Más tarde, Eduardo comenzó a abrir una puerta que estaba en el piso de madera y su mano le daba todo el significado, no era un mecanismo programado, ni un efecto eléctrico, era una mano haciendo la luz, generando una atmósfera, una espera, un momento, abriendo una caverna, un subsuelo, una capa debajo de la capa, algo que nacía desde abajo. Pensé todo el tiempo que los bailarines iban a surgir desde esa puerta, pero solo nació la luz, y ellos aparecieron en cuatro patas cuando se abrieron otras puertas para siempre, y más luz de amanecer se proyectaba desde la otra sala, ensanchando el espacio, expandiendo el campo, calentándolo. Moviendo la columna como si cada uno fuera una larva, una onda, una serpiente, un toro, un caballo, algo fluido e imparable, los tres cuerpos se desplazaban, abriéndose espacio entre los espectadores sentados y parados, oliendo y rozando. Algunos espectadores acariciaban y se acercaban para ser tocados.  Cada movimiento de cualquier persona del público era sentido, componía el estado, la cosa: los pequeños retrocesos que hacían para dejarlos pasar, las pequeñas acomodadas anticipando sus recorridos, los pequeños gestos para acercar la mano y sentirlos. Tocar o no tocar; el espectador era convocado a eso y, hasta los que no nos acercábamos mucho, éramos parte de esa manada, de ese terreno vertiginoso.

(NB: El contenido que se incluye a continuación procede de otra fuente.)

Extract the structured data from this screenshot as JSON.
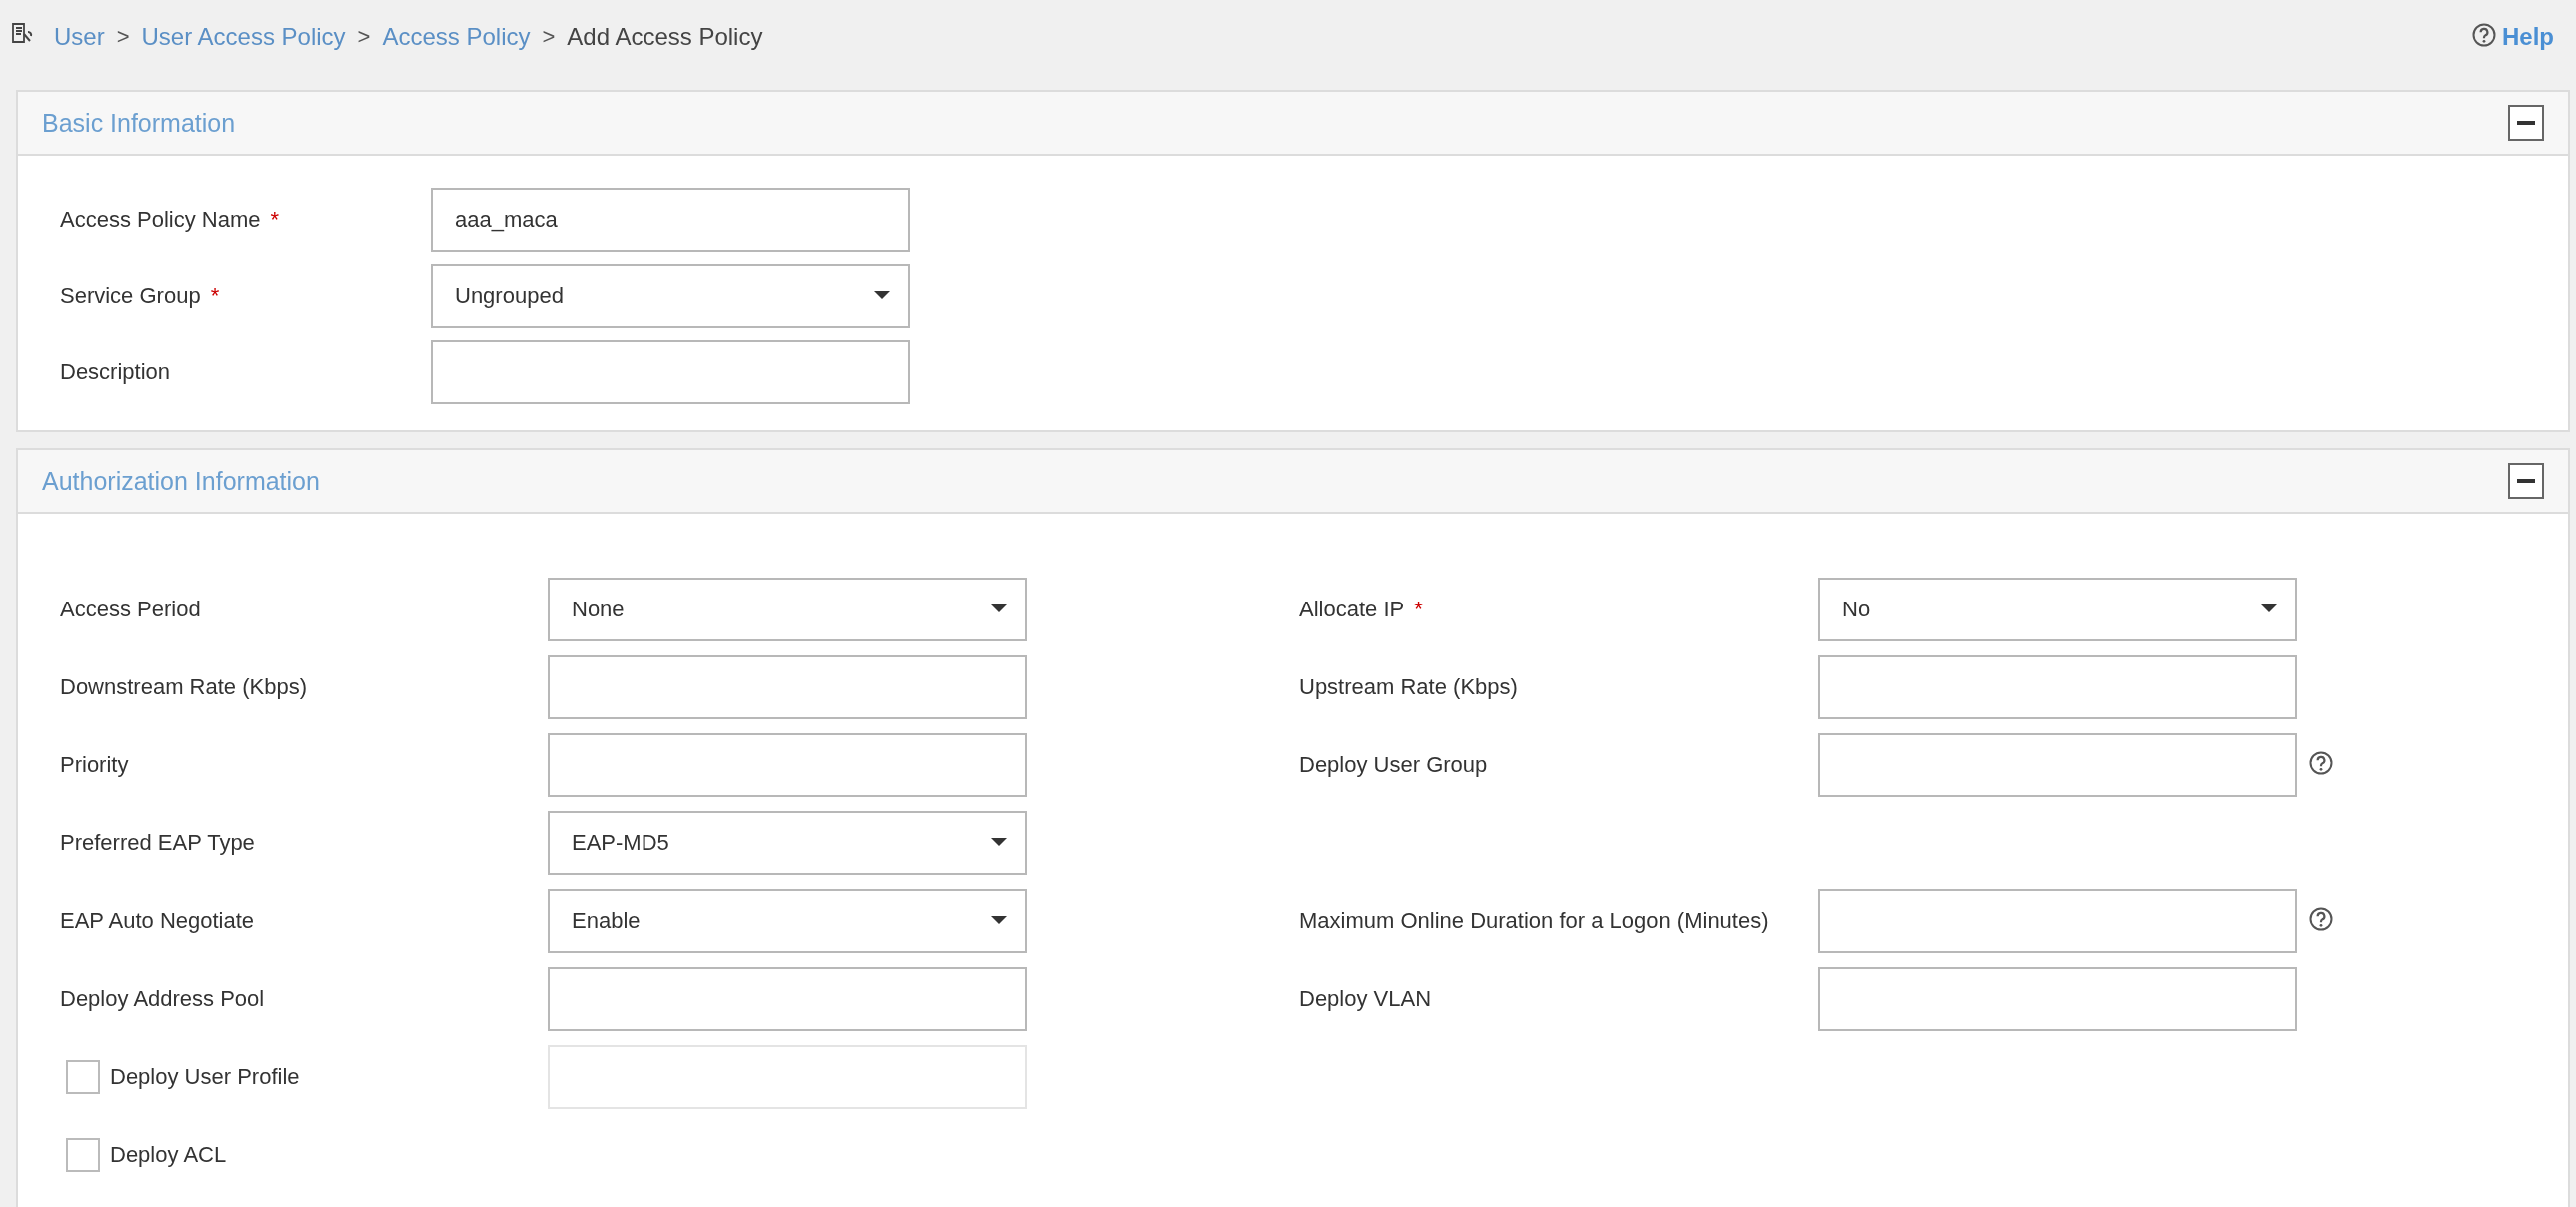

De la quietud pasamos a un movimiento frenético, a tener que acomodarnos permanentemente, a verlos en cuatro patas a la velocidad de los cetáceos. Y después el contacto entre Rebeca, Sofía y Mateo succionándose, lanzándose, fundiéndose, agarrándose de la piel, halándose. Los mecanismos una y otra vez estudiados surgían espontáneos, arriesgados, se escuchaban, se escabullían, se expulsaban. Surgía lo mágico y el instinto. Hasta la muerte natural. Quedaban exhaustos sin poder hacer nada sino respirar. Ese juego se veía animal, pero era también muy sofisticado por la manera como se halaban la carne, se compartían, se abandonaban y de repente uno envolvía al otro, o lo sacaba fuera de sí hacia el espacio. Y cada uno lo hacía muy distinto, resolvía a su manera, ablandando o ensanchándose, pero la energía era pareja. Y cuando pensé que podía faltar mucho para que se terminara, por ser una estructura abierta a la improvisación, se acabó con Sofía y Mateo extenuados y la imagen de Rebeca sola otra vez, hecha ovillo, frágil y echando chispas, un final perfecto en el momento justo.